Over the last five seasons (2000-2004), here’s the average batting line for all AL shortstops and third basemen:

Pos.           AVG/OBP/SLG

AL SS        .274/.329/.421
AL 3B        .264/.329/.434

As you can see, the shortstops have an advantage in AVG and a deficit in SLG (and, hence, ISO). OBP is a wash. It’s possible to translate batter rate stats into run values (as in, “runs created”-type measure as opposed to RBI or runs scored) by using the formula PA*OBP*SLG*(1-OBP)/(1-AVG). This way, we can assign run values to the league-average shortstop and league-average third baseman. We’ll use 650 plate appearances (roughly what a full-time player will log in a given season) to perform the calculations. Here’s what happens:

Pos.   Avg. Runs/Season
SS           83.2
3B           84.6

That’s alarmingly little difference over the course of season–less than one-and-a-half runs per 650 plate appearances, not at all what I expected to discover. In other words, the offensive bar for Upton, should he be moved to third, will be moved up only 1.4 runs (again, roughly speaking). This doesn’t jibe with what we’ve been taught about the defensive spectrum over the years. The drop in value from shortstop to third base, we’re told, is fairly precipitous. According to these numbers, it’s nothing of the sort.

If Upton’s defensive liabilities at short are even close to what they’re made out to be, then a move to third, a far less critical position in terms of run prevention, appears to be entirely justifiable. The runs saved by shielding his glove at third would almost surely amount to more than 1.4.

This certainly doesn’t alter the notion that a shortstop is more valuable than a third baseman of similar offensive ability, so long as the defensive skills are comparable. However, what it does call into question is the notion that if a player can scrape by defensively at short rather than moving him to third, he’s a net gain there. From the above numbers, it doesn’t appear to be all that more difficult to find an adequate-hitting shortstop than it is to find an adequate-hitting third baseman. The gap in production isn’t that wide, and it’s certainly not wide enough for an organization to countenance poor (or even narrowly sub-optimal) glovework simply to keep a bat at short.
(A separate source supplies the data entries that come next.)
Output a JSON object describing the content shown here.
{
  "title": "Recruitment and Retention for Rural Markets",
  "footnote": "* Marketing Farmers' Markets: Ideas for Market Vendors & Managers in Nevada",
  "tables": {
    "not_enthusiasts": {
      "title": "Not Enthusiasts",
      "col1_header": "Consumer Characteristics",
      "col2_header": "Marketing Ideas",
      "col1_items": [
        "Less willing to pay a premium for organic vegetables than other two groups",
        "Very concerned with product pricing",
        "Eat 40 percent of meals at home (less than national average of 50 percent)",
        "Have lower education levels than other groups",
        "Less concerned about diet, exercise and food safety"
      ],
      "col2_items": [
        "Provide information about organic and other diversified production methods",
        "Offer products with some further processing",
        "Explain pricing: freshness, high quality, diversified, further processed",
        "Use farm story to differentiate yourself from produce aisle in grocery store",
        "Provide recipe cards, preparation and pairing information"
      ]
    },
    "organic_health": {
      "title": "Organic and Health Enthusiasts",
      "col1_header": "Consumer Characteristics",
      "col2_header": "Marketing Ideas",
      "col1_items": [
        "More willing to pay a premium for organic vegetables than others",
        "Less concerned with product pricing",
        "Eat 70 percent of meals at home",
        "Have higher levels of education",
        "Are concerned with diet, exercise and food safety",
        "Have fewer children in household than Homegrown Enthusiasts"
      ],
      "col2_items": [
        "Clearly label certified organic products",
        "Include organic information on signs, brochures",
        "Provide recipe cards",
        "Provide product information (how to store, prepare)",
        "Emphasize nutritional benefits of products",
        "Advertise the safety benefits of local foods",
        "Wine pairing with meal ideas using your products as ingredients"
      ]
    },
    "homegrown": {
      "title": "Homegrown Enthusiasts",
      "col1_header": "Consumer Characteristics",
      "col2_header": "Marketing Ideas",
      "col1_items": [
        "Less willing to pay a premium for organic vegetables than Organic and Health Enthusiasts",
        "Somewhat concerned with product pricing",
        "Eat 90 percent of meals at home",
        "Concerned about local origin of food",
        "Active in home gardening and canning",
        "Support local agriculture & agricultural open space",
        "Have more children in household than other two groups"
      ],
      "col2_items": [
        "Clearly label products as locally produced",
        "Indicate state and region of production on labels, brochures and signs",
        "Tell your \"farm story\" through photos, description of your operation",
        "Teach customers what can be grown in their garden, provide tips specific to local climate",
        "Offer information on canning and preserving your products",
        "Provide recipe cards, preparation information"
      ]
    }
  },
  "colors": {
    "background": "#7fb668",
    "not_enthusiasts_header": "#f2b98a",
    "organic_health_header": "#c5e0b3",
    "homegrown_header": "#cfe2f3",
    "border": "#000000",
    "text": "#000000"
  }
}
Although I don’t have the wherewithal to quantify it right now, it wouldn’t shock me in the least if the defensive run gap between short and third is notably wider than the offensive run gap. A few hours ago, I wouldn’t have thought that to be the case.

Of course, there may be some distorting noise in the numbers. Recent seasons have been somewhat anomalous in terms of shortstop production (the “Age of the Trinity” and all that), but take a gander at these season-by-season breakdowns for the AL shortstop position:

Season              AVG/OBP/SLG

2000              .278/.327/.424
2001              .269/.325/.414
2002              .272/.326/.422
2003              .273/.324/.416
2004              .279/.341/.427

The current season has been the most productive in the last five for AL shortstops. And keep in mind that those number-skewing members of the trinity are mostly no more. Alex Rodriguez is a third baseman, Nomar Garciaparra logged all of 169 plate appearances in the junior circuit this season and Derek Jeter is posting his lowest EqA since ’97. The success of the AL shortstop this season has little to do with those three.
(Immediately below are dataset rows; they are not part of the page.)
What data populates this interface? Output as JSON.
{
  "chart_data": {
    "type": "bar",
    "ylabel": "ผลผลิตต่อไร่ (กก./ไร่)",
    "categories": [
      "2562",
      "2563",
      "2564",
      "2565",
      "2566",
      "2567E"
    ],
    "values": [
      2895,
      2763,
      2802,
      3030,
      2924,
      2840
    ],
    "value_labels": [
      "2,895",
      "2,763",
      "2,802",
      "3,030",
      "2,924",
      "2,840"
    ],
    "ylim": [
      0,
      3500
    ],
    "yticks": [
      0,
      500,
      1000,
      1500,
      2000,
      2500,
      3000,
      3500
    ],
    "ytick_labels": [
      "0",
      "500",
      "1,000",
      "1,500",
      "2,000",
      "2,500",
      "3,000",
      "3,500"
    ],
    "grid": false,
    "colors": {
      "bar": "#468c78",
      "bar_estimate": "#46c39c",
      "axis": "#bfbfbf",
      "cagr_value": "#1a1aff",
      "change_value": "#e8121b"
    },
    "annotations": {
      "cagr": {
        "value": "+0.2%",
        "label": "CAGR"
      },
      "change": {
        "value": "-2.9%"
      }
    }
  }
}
In the case of Upton, it seems a move to third base won’t be all that noxious to his overall value. In fact, once we get a quantifiable grasp on his defensive abilities at the highest level, it may be that he’s more valuable at third than at short. It’s not so much the case any longer, but there was a time when it was a bit of a sabermetric piety to suggest that offense be heavily considered when assigning positions. We’ve learned a great deal about defense in recent years, and we now know that’s not a wise tack. Maybe it was more wrongheaded than we realized.
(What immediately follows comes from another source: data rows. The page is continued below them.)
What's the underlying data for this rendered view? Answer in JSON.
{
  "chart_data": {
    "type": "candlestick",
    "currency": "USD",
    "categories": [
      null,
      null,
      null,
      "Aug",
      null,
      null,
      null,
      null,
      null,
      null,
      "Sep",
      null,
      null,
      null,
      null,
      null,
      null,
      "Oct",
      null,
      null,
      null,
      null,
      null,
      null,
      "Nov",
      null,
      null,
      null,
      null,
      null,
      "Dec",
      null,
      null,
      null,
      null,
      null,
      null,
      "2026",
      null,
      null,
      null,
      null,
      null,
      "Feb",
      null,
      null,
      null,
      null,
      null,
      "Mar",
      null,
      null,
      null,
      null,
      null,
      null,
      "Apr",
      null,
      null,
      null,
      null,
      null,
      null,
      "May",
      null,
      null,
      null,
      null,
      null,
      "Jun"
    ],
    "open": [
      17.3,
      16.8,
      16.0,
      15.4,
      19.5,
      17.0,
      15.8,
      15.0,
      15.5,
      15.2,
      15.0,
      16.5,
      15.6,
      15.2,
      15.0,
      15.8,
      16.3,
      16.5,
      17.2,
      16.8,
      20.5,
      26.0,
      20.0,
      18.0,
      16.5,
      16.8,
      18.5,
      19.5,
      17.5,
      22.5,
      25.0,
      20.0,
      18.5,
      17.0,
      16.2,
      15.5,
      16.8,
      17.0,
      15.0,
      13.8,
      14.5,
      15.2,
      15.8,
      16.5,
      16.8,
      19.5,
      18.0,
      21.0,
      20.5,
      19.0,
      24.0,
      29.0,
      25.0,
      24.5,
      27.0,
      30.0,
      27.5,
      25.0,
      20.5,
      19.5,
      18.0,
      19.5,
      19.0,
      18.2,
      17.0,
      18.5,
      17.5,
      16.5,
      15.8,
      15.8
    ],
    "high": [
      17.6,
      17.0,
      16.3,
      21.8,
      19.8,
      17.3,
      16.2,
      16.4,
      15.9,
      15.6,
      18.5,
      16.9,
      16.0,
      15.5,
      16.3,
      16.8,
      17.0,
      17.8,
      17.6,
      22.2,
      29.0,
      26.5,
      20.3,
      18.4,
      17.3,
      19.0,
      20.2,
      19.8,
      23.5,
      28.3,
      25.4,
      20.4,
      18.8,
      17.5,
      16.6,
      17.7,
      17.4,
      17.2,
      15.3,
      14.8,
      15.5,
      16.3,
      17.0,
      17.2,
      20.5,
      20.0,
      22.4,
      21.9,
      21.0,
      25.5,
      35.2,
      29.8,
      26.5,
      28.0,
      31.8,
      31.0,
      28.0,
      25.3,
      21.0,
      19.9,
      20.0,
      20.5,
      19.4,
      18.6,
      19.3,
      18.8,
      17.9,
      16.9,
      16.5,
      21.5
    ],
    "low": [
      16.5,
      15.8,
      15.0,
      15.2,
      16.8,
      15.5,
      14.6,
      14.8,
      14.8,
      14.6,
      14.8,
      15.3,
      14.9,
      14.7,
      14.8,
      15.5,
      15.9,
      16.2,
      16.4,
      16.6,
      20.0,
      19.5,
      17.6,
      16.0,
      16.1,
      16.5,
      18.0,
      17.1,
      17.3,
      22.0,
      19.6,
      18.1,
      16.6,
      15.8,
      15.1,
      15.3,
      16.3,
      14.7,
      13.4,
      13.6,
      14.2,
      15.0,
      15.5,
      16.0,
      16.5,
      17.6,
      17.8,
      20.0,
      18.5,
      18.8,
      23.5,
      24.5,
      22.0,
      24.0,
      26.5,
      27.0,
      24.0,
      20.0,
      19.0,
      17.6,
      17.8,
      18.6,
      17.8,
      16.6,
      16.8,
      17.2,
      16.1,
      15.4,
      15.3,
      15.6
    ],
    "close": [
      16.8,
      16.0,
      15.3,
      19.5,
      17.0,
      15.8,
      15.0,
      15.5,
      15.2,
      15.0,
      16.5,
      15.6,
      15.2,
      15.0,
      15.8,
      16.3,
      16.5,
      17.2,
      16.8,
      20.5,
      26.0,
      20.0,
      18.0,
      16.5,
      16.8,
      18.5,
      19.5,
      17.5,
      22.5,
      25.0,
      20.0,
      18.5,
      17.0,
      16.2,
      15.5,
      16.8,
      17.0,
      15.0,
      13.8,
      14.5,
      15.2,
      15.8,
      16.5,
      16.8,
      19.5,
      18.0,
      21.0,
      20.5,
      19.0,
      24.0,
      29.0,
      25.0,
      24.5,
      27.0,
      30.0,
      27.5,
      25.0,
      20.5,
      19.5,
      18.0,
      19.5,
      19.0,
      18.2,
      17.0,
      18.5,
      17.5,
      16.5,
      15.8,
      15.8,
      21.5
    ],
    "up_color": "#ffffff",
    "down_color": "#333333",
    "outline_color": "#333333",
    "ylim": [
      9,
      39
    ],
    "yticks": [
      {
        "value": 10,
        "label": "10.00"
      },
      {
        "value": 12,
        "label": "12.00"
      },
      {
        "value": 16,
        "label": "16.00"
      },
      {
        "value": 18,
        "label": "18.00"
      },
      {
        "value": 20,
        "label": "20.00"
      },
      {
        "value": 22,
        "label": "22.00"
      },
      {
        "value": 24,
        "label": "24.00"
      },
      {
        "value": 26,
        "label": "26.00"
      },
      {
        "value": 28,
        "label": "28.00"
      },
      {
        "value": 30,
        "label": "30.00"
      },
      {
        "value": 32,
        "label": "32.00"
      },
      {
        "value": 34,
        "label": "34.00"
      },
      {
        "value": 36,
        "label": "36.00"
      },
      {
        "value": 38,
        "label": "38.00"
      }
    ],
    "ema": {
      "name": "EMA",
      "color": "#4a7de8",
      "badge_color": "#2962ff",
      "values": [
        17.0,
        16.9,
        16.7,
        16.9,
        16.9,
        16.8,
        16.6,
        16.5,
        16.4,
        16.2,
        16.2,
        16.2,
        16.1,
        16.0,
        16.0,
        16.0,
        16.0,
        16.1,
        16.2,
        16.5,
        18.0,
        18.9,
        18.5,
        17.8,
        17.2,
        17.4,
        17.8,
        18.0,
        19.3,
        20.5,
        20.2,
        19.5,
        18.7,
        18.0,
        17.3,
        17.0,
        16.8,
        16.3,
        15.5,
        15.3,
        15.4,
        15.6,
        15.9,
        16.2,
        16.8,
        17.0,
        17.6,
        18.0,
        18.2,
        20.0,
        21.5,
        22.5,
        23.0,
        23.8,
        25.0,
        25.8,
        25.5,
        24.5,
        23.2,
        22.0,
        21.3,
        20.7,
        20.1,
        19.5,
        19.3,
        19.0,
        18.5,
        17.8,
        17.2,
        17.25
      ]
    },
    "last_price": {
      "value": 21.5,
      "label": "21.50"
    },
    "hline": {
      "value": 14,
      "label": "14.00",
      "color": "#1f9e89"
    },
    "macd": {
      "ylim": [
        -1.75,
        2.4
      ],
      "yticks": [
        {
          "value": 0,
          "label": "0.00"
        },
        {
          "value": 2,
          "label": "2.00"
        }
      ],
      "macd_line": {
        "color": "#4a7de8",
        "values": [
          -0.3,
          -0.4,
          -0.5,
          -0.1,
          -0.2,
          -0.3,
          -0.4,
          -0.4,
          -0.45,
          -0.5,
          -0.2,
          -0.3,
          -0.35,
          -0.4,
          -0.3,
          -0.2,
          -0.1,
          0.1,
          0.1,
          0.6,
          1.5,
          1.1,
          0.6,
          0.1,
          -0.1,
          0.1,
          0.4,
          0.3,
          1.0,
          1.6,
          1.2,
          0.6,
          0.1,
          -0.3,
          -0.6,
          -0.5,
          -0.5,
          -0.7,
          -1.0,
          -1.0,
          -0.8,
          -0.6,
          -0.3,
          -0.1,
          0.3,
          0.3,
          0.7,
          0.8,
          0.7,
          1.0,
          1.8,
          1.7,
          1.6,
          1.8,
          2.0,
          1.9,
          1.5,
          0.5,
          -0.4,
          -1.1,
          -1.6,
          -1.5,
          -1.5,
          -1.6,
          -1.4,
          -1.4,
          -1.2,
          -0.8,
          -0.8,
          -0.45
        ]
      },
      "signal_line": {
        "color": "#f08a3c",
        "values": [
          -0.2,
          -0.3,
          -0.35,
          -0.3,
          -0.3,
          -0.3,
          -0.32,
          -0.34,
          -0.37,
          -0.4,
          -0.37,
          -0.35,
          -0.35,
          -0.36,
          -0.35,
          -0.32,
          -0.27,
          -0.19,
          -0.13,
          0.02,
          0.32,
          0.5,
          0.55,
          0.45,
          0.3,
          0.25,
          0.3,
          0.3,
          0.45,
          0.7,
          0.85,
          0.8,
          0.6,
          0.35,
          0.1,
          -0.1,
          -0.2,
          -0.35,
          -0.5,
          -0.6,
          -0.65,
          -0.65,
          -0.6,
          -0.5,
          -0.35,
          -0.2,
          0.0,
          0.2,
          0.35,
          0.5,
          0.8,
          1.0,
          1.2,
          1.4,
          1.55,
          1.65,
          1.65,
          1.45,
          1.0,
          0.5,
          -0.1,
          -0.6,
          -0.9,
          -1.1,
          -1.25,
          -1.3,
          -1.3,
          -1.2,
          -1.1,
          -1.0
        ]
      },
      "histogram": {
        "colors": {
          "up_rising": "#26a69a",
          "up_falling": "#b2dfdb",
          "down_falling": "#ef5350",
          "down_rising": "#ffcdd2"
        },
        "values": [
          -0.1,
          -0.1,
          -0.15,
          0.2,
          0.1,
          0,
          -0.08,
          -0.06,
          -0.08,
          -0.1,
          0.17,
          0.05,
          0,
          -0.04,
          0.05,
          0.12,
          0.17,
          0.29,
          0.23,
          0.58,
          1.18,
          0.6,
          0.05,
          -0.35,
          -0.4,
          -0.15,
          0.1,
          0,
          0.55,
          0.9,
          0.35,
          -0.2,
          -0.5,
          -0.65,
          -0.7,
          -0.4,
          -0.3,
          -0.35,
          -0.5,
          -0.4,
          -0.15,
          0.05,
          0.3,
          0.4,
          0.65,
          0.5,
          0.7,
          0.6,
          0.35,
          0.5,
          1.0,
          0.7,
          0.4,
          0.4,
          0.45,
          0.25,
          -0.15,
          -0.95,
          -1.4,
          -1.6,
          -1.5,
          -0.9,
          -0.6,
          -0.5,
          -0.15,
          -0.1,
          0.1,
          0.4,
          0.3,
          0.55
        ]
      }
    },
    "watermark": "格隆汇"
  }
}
I certainly don’t want oversell the implications of these numbers, but perhaps a deeper probing of the defensive spectrum is in order. How much difference, in terms of offensive production, is there from position to position, particularly in this age of taller, stronger, faster and more well-conditioned athletes? Have the margins narrowed? Were they ever that wide to begin with? These are all questions we should be addressing.